From: Tim (ccie2be@nyc.rr.com)
Date: Sun Jan 01 2006 - 10:31:57 GMT-3


Hey Scott,

First, let me wish you and your family the best possible 2006 imaginable.

And, if we do meet up sometime this year, ALL your drinks are on me. How
much can you drink?

Thanks for the reply on Hashing. I didn't know about that sampling process
and I still don't know exactly what munging is but I get the idea.

Surprisingly, this cryptology topic has turned out to be much more
interesting than I expected.

What I still don't understand is why none of the people that write about
this Hashing stuff don't put this topic in context.

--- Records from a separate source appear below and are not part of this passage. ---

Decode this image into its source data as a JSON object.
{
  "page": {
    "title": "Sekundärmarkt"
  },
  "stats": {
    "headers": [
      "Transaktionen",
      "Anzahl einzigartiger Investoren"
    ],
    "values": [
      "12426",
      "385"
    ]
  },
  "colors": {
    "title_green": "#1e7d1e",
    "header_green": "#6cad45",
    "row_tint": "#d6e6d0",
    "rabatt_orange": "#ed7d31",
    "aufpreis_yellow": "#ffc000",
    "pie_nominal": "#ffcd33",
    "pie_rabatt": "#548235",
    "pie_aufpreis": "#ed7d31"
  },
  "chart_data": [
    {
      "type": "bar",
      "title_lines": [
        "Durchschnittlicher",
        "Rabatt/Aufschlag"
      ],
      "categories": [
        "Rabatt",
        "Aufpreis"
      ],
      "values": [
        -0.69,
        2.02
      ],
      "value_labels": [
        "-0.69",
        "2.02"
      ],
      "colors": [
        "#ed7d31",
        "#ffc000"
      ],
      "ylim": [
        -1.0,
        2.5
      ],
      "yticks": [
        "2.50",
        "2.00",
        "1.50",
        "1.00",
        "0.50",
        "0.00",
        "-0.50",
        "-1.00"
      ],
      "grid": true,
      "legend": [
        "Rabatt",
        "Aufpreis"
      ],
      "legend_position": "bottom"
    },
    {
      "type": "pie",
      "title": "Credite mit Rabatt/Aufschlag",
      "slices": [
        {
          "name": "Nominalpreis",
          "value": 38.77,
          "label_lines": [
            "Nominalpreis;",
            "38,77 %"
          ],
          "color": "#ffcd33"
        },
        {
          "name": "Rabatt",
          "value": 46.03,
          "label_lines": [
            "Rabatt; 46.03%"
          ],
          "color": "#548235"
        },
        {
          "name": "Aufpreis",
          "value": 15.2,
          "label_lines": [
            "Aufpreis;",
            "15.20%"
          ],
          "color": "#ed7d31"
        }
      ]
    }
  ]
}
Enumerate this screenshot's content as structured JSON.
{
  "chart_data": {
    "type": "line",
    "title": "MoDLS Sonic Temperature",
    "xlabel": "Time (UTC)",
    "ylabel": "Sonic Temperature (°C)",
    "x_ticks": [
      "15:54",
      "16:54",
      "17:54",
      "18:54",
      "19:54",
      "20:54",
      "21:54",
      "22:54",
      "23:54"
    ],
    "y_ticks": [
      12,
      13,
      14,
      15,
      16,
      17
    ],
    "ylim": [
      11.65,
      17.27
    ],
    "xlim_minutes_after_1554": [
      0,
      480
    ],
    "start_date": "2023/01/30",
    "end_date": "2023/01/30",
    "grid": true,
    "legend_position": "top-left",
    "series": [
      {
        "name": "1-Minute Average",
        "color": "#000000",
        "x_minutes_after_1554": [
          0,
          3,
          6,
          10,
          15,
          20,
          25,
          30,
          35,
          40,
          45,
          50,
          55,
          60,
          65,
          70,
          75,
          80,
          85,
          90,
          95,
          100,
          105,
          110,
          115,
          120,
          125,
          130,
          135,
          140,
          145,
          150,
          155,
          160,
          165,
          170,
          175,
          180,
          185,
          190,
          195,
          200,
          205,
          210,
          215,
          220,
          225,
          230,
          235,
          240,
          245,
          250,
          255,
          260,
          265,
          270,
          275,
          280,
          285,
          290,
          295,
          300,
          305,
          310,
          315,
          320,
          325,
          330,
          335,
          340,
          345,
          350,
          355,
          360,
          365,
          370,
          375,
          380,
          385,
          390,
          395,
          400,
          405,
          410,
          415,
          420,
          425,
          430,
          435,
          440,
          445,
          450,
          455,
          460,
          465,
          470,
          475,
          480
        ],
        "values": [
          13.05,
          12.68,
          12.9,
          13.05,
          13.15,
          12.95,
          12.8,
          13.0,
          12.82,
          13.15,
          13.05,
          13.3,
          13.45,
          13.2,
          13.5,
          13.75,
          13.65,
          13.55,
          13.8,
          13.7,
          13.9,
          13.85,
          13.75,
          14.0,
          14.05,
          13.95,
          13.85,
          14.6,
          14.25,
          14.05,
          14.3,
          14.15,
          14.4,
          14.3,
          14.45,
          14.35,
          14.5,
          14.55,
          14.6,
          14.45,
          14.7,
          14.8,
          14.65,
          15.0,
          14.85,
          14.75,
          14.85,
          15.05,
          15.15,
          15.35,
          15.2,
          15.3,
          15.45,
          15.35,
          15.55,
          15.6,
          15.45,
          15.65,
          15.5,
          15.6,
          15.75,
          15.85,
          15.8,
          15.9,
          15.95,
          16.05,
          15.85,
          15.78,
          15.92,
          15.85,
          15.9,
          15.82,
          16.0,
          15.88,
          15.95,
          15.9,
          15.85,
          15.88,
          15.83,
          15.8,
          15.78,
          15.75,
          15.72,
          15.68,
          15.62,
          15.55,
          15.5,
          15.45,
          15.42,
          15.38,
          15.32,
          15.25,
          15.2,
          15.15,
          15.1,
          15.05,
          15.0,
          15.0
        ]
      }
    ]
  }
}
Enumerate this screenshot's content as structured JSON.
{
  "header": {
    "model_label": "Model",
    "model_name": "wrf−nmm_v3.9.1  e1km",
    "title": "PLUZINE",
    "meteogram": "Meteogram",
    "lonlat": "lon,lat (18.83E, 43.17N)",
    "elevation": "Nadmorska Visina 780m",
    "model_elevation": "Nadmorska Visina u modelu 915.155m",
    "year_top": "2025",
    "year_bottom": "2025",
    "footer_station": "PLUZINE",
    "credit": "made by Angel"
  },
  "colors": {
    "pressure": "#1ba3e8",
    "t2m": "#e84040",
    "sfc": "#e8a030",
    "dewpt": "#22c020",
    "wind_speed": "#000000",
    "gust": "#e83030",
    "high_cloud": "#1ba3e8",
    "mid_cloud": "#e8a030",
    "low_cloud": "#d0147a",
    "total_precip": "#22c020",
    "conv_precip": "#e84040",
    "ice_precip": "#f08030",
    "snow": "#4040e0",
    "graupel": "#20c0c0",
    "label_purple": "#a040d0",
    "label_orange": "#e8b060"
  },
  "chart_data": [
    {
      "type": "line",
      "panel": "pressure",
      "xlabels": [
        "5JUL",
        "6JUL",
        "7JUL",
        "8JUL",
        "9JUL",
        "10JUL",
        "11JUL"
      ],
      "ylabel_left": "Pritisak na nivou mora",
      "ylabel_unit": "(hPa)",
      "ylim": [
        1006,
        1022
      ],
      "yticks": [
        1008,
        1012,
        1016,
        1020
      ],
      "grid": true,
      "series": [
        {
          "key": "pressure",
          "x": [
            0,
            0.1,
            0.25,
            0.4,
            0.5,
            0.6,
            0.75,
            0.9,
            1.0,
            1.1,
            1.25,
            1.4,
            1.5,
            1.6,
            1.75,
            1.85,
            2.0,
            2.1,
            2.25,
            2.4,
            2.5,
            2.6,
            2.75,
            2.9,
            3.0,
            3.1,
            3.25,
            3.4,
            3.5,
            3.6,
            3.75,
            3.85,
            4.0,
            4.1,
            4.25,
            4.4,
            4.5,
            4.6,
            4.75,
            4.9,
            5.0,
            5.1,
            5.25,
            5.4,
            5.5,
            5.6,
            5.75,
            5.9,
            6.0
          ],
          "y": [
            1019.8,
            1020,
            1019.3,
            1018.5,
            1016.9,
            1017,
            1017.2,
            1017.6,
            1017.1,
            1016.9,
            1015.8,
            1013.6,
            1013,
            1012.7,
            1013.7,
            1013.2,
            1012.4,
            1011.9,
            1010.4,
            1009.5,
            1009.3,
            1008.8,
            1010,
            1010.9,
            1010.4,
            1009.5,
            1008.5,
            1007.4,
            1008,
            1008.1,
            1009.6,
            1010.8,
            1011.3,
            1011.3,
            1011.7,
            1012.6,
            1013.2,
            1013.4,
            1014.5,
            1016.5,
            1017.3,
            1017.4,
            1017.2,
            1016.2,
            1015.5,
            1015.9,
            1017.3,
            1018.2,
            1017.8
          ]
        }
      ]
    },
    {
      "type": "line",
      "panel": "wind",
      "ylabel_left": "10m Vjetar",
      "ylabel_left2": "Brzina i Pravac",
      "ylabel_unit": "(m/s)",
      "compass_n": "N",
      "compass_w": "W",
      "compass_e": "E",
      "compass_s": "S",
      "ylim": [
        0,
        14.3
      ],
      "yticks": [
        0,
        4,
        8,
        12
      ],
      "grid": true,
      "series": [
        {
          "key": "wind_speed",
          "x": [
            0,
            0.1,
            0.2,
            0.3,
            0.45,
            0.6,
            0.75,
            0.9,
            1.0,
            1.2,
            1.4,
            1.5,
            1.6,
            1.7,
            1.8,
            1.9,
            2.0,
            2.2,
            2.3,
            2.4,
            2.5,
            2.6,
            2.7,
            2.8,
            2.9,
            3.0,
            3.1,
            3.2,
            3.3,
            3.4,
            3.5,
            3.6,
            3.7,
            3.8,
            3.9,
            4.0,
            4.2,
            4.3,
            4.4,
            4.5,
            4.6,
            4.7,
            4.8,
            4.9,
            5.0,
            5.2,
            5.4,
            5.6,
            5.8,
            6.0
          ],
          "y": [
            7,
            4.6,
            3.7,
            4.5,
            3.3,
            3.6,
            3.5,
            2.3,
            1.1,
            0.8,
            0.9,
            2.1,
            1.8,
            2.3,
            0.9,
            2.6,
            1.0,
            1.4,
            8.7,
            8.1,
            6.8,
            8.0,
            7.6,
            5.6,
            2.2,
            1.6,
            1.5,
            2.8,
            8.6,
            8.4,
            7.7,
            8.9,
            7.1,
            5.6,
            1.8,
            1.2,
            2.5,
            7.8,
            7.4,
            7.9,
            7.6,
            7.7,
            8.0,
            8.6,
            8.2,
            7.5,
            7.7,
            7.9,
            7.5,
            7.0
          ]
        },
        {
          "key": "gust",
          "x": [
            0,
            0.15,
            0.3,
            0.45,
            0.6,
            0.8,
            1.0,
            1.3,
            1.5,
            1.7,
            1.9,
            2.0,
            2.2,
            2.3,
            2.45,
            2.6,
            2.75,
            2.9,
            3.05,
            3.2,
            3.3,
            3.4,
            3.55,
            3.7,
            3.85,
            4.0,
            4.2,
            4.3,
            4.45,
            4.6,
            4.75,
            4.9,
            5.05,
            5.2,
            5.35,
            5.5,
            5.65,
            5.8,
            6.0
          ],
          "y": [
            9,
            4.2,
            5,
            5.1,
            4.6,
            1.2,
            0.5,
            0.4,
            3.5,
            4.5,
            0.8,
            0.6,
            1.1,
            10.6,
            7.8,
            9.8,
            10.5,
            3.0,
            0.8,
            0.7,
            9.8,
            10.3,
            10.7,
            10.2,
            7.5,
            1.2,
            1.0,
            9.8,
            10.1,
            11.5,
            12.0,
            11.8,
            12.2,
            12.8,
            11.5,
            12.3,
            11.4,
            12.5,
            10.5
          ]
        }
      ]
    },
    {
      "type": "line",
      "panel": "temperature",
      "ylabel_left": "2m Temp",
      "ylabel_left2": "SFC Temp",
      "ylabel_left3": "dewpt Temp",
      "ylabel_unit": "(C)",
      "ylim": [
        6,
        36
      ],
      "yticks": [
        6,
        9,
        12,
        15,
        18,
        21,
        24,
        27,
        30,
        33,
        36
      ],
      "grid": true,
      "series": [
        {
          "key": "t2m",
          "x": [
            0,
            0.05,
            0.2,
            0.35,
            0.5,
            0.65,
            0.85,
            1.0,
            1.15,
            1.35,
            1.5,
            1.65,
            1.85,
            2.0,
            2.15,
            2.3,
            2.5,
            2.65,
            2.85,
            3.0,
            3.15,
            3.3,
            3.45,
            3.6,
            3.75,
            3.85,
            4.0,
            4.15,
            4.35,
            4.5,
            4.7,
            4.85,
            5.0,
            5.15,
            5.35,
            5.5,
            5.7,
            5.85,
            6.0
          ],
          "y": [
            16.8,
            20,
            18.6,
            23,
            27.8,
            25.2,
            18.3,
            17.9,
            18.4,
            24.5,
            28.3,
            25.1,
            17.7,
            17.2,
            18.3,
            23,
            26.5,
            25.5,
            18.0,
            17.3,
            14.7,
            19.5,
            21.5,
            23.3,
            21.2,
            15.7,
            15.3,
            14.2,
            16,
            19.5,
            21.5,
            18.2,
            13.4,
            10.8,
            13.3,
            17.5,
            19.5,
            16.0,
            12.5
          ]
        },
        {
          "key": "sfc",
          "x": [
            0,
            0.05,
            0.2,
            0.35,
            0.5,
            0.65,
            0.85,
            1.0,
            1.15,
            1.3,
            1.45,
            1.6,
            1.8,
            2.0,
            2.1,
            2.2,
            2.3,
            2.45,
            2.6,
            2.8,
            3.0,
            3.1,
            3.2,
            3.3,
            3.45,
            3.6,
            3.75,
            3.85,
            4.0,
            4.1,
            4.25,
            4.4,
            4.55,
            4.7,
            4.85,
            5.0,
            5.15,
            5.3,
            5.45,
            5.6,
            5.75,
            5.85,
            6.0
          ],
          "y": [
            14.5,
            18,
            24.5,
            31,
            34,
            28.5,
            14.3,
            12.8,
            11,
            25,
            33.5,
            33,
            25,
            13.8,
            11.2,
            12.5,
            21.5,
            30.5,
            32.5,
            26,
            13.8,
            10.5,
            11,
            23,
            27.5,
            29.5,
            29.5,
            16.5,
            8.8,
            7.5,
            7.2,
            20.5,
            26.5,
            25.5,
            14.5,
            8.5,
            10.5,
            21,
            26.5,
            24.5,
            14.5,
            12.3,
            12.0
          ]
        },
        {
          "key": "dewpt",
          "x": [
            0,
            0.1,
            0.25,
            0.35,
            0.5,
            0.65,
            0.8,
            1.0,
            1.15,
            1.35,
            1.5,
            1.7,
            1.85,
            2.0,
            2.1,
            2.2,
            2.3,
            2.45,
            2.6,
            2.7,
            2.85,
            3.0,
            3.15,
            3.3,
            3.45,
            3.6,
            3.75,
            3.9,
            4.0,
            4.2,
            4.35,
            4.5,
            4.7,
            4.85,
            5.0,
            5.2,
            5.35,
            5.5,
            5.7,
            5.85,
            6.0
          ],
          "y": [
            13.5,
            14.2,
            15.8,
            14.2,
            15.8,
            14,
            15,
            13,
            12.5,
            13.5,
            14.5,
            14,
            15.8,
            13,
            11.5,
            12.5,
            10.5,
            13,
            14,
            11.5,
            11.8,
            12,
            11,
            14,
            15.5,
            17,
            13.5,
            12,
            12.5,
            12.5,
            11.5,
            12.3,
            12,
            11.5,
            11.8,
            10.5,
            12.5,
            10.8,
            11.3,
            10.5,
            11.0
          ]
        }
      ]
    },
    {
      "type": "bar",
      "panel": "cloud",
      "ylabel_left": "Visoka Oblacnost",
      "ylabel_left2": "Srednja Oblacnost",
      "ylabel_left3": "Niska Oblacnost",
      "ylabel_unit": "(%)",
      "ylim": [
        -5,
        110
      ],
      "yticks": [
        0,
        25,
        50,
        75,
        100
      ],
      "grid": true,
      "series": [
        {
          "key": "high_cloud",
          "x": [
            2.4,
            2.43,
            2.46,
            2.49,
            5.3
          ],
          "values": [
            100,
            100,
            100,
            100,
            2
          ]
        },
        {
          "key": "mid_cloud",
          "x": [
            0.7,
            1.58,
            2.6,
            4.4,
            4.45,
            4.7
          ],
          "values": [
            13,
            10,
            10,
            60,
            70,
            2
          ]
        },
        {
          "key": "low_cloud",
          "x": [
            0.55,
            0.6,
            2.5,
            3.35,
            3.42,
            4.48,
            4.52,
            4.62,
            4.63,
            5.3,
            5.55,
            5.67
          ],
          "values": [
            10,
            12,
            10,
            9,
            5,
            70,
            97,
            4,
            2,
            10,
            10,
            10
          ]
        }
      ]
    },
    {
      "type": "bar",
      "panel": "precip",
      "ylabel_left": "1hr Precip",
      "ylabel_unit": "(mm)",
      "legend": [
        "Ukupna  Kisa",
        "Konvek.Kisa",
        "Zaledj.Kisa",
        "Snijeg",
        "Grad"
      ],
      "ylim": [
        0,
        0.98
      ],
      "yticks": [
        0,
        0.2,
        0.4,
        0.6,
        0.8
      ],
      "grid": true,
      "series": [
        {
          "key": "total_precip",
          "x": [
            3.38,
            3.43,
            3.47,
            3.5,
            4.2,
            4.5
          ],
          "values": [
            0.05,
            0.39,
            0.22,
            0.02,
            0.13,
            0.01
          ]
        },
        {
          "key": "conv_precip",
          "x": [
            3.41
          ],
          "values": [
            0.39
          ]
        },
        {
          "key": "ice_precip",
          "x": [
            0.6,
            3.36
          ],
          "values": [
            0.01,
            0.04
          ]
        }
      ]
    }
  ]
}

When you think about it, isn't hashing just a more sophisticated form of
parity checking which itself is a less sophisticated type of CRC (cyclic
redundancy check)?

Maybe once I fully understand all this stuff myself, I'll write a pamphlet
geared to normal people.

Thanks again, Tim

-----Original Message-----
From: Scott Morris [mailto:swm@emanon.com]
Sent: Saturday, December 31, 2005 8:57 PM
To: 'Tim'; security@groupstudy.com; ccielab@groupstudy.com
Subject: RE: Hoping for Hashing Help

MD5 and SHA both take a sampling of the message in question. That's why the
message length doesn't matter much. Although, since sampling isn't a static
thing that's why MD5 has been shown to have "collision weakness" where more
than one input could have the same hash output even though it's not able to
be reverse engineered.

MD5 gathers its samples based on 512-bit blocks of data from the input
message. The one-pass algorithm that takes those samples basically figures
out how much data there is in the message and does it's magic from there!

SHA-1 does a different type of sampling arrangement (different advanced
math) and comes out with a 160-bit fingerprint. MD5 is 128-bit fingerprint.
Both are susceptible to a collision-type attack, but SHA-1 is less affected
by it (or it's more difficult to do), although SHA-2 has already improved
upon the strength.

Simple terms? Magic. :) I'm not sure there's much of an easier way to
look at it. You take a chunk of data of variable size, you apply one
algorithm to pull bits of information out, then you take another algorithm
to munge that information and come up with a fixed-length output string.
Any change in the message (since we go down to bit-level) can make a big
change in the output.

For some examples, wiki search for MD5 and SHA.

It's math way above my brain cell structure, so I just am content to know
the concept and accept the magic. :) I turn the key in my car and the
engine starts. I don't particularly care why or how, it just does, and I'm
cool with that! (grin)

Cheers,

Scott

-----Original Message-----
From: nobody@groupstudy.com [mailto:nobody@groupstudy.com] On Behalf Of Tim
Sent: Saturday, December 31, 2005 3:40 PM
To: security@groupstudy.com; ccielab@groupstudy.com
Subject: Hoping for Hashing Help

Hi guys,

 

Happy New Year.

 

I hope everybody a year from now can look back upon 2006 and say, "This was
truly a great year."

 

Anyway, I've been trying to figure out something that's been bothering me
about hashing. According to lots of sources, a hash function can take as
input an arbitrarily long message and generate a fixed length output which
seems to be 128 bits in length for most Hashing algorithms such as SHA-1,
MD5, etc. commonly used today.

 

My question is this:

 

Can someone explain in simple terms how that's done without using advanced
mathematics?

 

When you think about it, this is very cool. No matter what length the
original message is, the hash is 128 bits. If the message is 100 bytes, the
hash is 128 bits. But, if the message is 1,000,000 bytes, the hash is still
128 bits. How is that possible? I'm hoping someone can illustrate how
that's done with a simple example.

 

Ok, everyone have a good time this evening.